Experimental investigation of a control scheme for a zero-detuning resonant sideband extraction interferometer for next-generation gravitational-wave detectors

TL;DR

This paper presents the development and successful experimental testing of a control scheme for a zero-detuning resonant sideband extraction interferometer, crucial for next-generation gravitational-wave detectors like LCGT.

Contribution

The paper introduces a novel control scheme for a PRZD RSE interferometer and demonstrates its successful locking in a prototype setup, advancing detector technology.

Findings

Successfully locked the PRZD RSE interferometer with the new control scheme

First experimental demonstration with suspended test masses

Supports future operation of LCGT gravitational-wave detector

Abstract

Some next-generation gravitational-wave detectors, such as the American Advanced LIGO project and the Japanese LCGT project, plan to use power recycled resonant sideband extraction (RSE) interferometers for their interferometer's optical configuration.

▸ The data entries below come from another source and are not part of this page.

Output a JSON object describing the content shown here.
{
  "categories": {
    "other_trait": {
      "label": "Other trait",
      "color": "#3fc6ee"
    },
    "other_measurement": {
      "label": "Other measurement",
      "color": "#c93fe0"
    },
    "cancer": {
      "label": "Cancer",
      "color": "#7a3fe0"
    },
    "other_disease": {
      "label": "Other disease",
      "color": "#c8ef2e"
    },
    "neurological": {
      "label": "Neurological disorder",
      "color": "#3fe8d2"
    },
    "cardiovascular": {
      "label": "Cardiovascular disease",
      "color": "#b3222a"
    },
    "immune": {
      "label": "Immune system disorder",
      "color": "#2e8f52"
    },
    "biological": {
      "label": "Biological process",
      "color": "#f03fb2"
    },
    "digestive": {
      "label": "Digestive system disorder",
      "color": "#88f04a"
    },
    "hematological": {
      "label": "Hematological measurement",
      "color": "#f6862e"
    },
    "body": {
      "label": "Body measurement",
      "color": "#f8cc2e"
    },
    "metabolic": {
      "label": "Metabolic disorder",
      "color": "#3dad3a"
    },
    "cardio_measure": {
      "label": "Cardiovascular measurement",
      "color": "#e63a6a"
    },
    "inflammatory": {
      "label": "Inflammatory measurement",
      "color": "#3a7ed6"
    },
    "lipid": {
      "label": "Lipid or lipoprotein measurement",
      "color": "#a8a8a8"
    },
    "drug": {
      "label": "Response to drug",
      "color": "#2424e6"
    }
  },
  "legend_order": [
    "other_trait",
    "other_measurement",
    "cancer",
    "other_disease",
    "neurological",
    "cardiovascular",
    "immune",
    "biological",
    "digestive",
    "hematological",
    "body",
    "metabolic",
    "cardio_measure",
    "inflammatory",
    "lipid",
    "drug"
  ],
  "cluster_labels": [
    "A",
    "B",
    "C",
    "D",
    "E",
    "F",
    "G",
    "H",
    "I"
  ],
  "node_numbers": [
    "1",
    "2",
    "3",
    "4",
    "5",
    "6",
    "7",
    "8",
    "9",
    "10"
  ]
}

A power recycled zero-detuning (PRZD) RSE interferometer, which is the default design for LCGT, has five main length degrees of freedom that need to be controlled in order to operate a gravitational-wave detector. This task is expected to be very challenging because of the complexity of optical configuration. A new control scheme for a PRZD RSE interferometer has been developed and tested with a prototype interferometer. The PRZD RSE interferometer was successfully locked with the control scheme. It is the first experimental demonstration of a PRZD RSE interferometer with suspended test masses. The result serves as an important step for the operation of LCGT.